Question

When a body starts from rest and moves with uniform acceleration, then its instantaneous displacement \( s \) is related to time \( t \) as

• A. \( s \propto t^{-1} \)
• B. \( s \propto t^{1/2} \)
• C. \( s \propto t \)
• D. \( s \propto t^2 \)
• E. \( s \propto t^{-2} \)

Hint:

For motion starting from rest under constant acceleration, always remember \( s=\frac{1}{2}at^2 \), so displacement varies as the square of time.

Answer 1

The Correct Option is D

Step 1: Recall the equation of motion.
For a body moving with uniform acceleration: \[ s = ut + \frac{1}{2}at^2 \]

Step 2: Use the condition “starts from rest”.
If the body starts from rest: \[ u = 0 \] So the equation reduces to: \[ s = \frac{1}{2}at^2 \]

Step 3: Identify the relation between \( s \) and \( t \).
From the equation: \[ s \propto t^2 \]

Step 4: Interpret physically.
With constant acceleration, displacement increases quadratically with time.

Step 5: Check dimensions.
Since \[ [a]=LT^{-2} \] we get \[ s \sim at^2 \sim L \] which is consistent.

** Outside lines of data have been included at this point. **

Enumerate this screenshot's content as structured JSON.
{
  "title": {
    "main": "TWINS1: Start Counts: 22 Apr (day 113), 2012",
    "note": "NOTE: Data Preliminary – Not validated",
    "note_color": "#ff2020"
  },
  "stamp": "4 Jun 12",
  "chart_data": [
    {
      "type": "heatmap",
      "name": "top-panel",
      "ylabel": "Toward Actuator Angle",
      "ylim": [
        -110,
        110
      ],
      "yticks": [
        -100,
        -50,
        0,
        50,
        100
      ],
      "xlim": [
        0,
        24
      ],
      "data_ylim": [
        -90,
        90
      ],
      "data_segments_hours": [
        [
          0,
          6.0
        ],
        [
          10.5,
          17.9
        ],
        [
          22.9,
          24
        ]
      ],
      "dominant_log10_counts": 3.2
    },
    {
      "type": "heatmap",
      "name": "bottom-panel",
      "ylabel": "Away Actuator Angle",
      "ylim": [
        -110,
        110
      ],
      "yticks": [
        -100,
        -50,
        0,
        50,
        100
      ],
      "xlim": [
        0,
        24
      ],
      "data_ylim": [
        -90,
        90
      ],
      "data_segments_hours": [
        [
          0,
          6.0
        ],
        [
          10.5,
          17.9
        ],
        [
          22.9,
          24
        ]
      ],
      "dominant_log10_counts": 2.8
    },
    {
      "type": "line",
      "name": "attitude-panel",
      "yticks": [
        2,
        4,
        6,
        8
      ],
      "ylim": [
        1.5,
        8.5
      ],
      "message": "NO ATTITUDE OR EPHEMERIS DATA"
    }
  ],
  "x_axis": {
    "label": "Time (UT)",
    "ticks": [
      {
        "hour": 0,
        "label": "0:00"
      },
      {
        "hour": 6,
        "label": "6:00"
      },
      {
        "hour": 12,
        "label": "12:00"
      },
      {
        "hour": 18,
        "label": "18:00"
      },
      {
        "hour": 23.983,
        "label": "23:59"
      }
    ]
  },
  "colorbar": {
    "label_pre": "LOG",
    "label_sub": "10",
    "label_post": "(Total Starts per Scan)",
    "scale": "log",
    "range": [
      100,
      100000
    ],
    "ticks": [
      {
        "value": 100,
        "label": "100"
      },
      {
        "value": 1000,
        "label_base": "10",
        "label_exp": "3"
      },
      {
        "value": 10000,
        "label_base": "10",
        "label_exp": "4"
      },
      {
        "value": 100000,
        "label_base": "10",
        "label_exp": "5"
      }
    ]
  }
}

Step 6: Verify with an example.
If \( t \) doubles: \[ s \propto t^2 \Rightarrow s \text{ becomes } 4 \text{ times} \] which matches uniformly accelerated motion.

Step 7: Final conclusion.
Hence, \[ \boxed{s \propto t^2} \] Therefore, the correct option is \[ \boxed{(4)\ s \propto t^2} \]